Summit County Council Approves Data Analyst Position for Assessor’s Office

Summit County Council met on Wednesday and heard from a state official about the property tax process in Utah.

Josh Nielsen is the property tax director for the Utah State Tax Commission. He told Summit County Council on Wednesday that the county’s assessment had passed its state audit, but there was still work to be done.

“Just because we feel the 2022 tax roll is good enough and has met the requirements it needs to meet – we can all agree it’s not perfect and it can be better,” said said Nielsen.

He said it’s critical the county catches up with its backlog and gets more commercial properties appraised. Summit County Assessor Stephanie Poll previously said about 500 commercial parcels were overdue for assessment.

Following Nielsen’s presentation on Wednesday, the board voted to add a full-time data analyst to the appraiser’s office.

Summit County Councilman Glenn Wright said it would make any general property tax adjustments easier.

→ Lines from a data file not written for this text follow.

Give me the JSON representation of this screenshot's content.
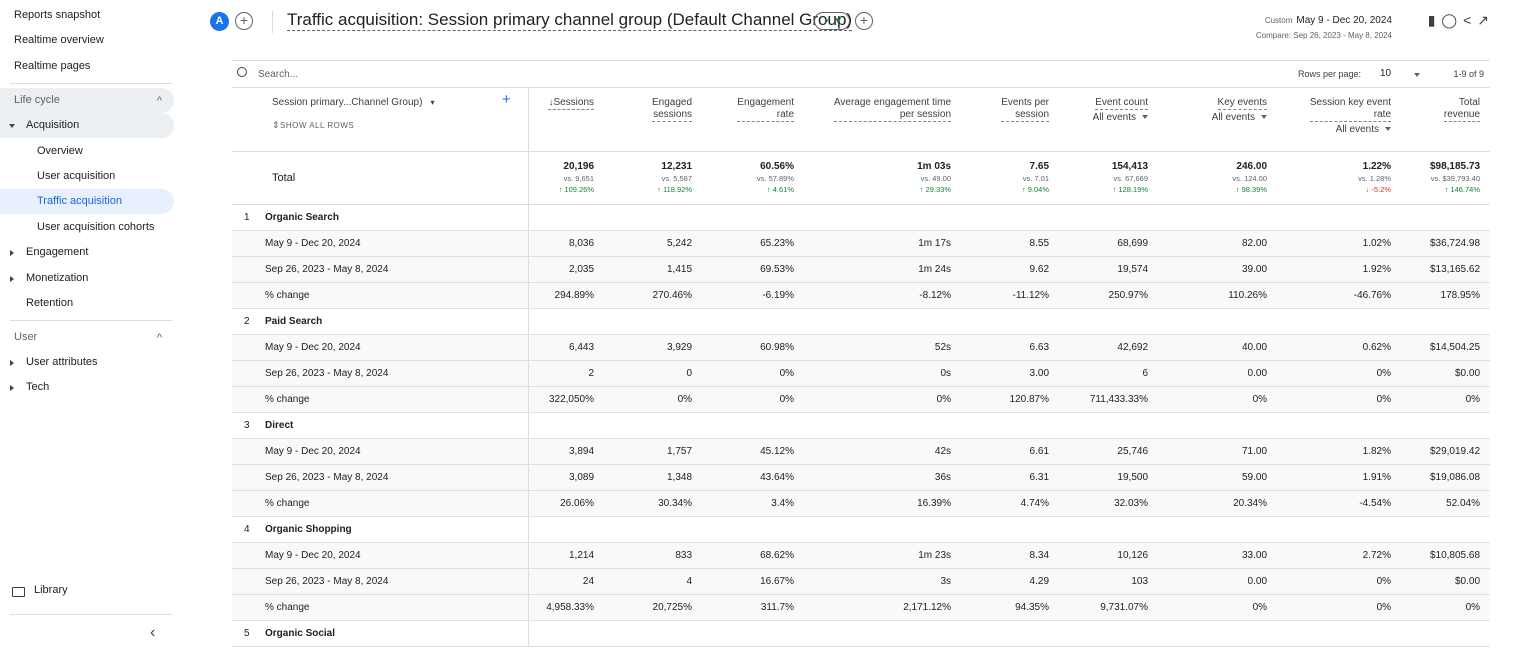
{
  "sidebar": {
    "top": [
      "Reports snapshot",
      "Realtime overview",
      "Realtime pages"
    ],
    "sections": [
      {
        "title": "Life cycle",
        "items": [
          {
            "label": "Acquisition",
            "children": [
              "Overview",
              "User acquisition",
              "Traffic acquisition",
              "User acquisition cohorts"
            ]
          },
          {
            "label": "Engagement"
          },
          {
            "label": "Monetization"
          },
          {
            "label": "Retention"
          }
        ]
      },
      {
        "title": "User",
        "items": [
          {
            "label": "User attributes"
          },
          {
            "label": "Tech"
          }
        ]
      }
    ],
    "library": "Library"
  },
  "header": {
    "avatar": "A",
    "title": "Traffic acquisition: Session primary channel group (Default Channel Group)",
    "date_mode": "Custom",
    "date_range": "May 9 - Dec 20, 2024",
    "compare": "Compare: Sep 26, 2023 - May 8, 2024"
  },
  "toolbar": {
    "search": "Search...",
    "rows_per_page_label": "Rows per page:",
    "rows_per_page": "10",
    "range": "1-9 of 9"
  },
  "table": {
    "dimension": "Session primary...Channel Group)",
    "show_all": "SHOW ALL ROWS",
    "columns": [
      {
        "lines": [
          "Sessions"
        ]
      },
      {
        "lines": [
          "Engaged",
          "sessions"
        ]
      },
      {
        "lines": [
          "Engagement",
          "rate"
        ]
      },
      {
        "lines": [
          "Average engagement time",
          "per session"
        ]
      },
      {
        "lines": [
          "Events per",
          "session"
        ]
      },
      {
        "lines": [
          "Event count"
        ],
        "sub": "All events"
      },
      {
        "lines": [
          "Key events"
        ],
        "sub": "All events"
      },
      {
        "lines": [
          "Session key event",
          "rate"
        ],
        "sub": "All events"
      },
      {
        "lines": [
          "Total",
          "revenue"
        ]
      }
    ],
    "total": {
      "label": "Total",
      "values": [
        "20,196",
        "12,231",
        "60.56%",
        "1m 03s",
        "7.65",
        "154,413",
        "246.00",
        "1.22%",
        "$98,185.73"
      ],
      "compare": [
        "vs. 9,651",
        "vs. 5,587",
        "vs. 57.89%",
        "vs. 49.00",
        "vs. 7.01",
        "vs. 67,669",
        "vs. 124.00",
        "vs. 1.28%",
        "vs. $39,793.40"
      ],
      "change": [
        "↑ 109.26%",
        "↑ 118.92%",
        "↑ 4.61%",
        "↑ 29.33%",
        "↑ 9.04%",
        "↑ 128.19%",
        "↑ 98.39%",
        "↓ -5.2%",
        "↑ 146.74%"
      ]
    },
    "groups": [
      {
        "number": "1",
        "name": "Organic Search",
        "rows": [
          {
            "label": "May 9 - Dec 20, 2024",
            "values": [
              "8,036",
              "5,242",
              "65.23%",
              "1m 17s",
              "8.55",
              "68,699",
              "82.00",
              "1.02%",
              "$36,724.98"
            ]
          },
          {
            "label": "Sep 26, 2023 - May 8, 2024",
            "values": [
              "2,035",
              "1,415",
              "69.53%",
              "1m 24s",
              "9.62",
              "19,574",
              "39.00",
              "1.92%",
              "$13,165.62"
            ]
          },
          {
            "label": "% change",
            "values": [
              "294.89%",
              "270.46%",
              "-6.19%",
              "-8.12%",
              "-11.12%",
              "250.97%",
              "110.26%",
              "-46.76%",
              "178.95%"
            ]
          }
        ]
      },
      {
        "number": "2",
        "name": "Paid Search",
        "rows": [
          {
            "label": "May 9 - Dec 20, 2024",
            "values": [
              "6,443",
              "3,929",
              "60.98%",
              "52s",
              "6.63",
              "42,692",
              "40.00",
              "0.62%",
              "$14,504.25"
            ]
          },
          {
            "label": "Sep 26, 2023 - May 8, 2024",
            "values": [
              "2",
              "0",
              "0%",
              "0s",
              "3.00",
              "6",
              "0.00",
              "0%",
              "$0.00"
            ]
          },
          {
            "label": "% change",
            "values": [
              "322,050%",
              "0%",
              "0%",
              "0%",
              "120.87%",
              "711,433.33%",
              "0%",
              "0%",
              "0%"
            ]
          }
        ]
      },
      {
        "number": "3",
        "name": "Direct",
        "rows": [
          {
            "label": "May 9 - Dec 20, 2024",
            "values": [
              "3,894",
              "1,757",
              "45.12%",
              "42s",
              "6.61",
              "25,746",
              "71.00",
              "1.82%",
              "$29,019.42"
            ]
          },
          {
            "label": "Sep 26, 2023 - May 8, 2024",
            "values": [
              "3,089",
              "1,348",
              "43.64%",
              "36s",
              "6.31",
              "19,500",
              "59.00",
              "1.91%",
              "$19,086.08"
            ]
          },
          {
            "label": "% change",
            "values": [
              "26.06%",
              "30.34%",
              "3.4%",
              "16.39%",
              "4.74%",
              "32.03%",
              "20.34%",
              "-4.54%",
              "52.04%"
            ]
          }
        ]
      },
      {
        "number": "4",
        "name": "Organic Shopping",
        "rows": [
          {
            "label": "May 9 - Dec 20, 2024",
            "values": [
              "1,214",
              "833",
              "68.62%",
              "1m 23s",
              "8.34",
              "10,126",
              "33.00",
              "2.72%",
              "$10,805.68"
            ]
          },
          {
            "label": "Sep 26, 2023 - May 8, 2024",
            "values": [
              "24",
              "4",
              "16.67%",
              "3s",
              "4.29",
              "103",
              "0.00",
              "0%",
              "$0.00"
            ]
          },
          {
            "label": "% change",
            "values": [
              "4,958.33%",
              "20,725%",
              "311.7%",
              "2,171.12%",
              "94.35%",
              "9,731.07%",
              "0%",
              "0%",
              "0%"
            ]
          }
        ]
      },
      {
        "number": "5",
        "name": "Organic Social",
        "rows": []
      }
    ]
  }
}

Wright said the 20% of residential properties that have come under scrutiny this year are shouldering more of the tax burden amid rising housing costs in Wasatch Back.

Under Utah law, counties collect a set amount of property tax revenue each year. That means counties don’t see increased property tax revenue unless they take the issue to voters through what’s called a tax truth process, or they don’t. expand their tax base through growth and development.

This system means that during property assessments, some people will see increases due to increases in property values, causing other owners to see decreases in order to maintain the same total amount collected.

Wright said tax bills will even out for all property owners over the next few years.

“20% of the county is not happy this year. 80% were happy. Their taxes, because of the 20% hike, have probably gone down,” he said. “Another 20% are going to see this next year, so tune in for more complaints.

Owners who believe they have been misassessed can appeal to the Equalization Board until September 15.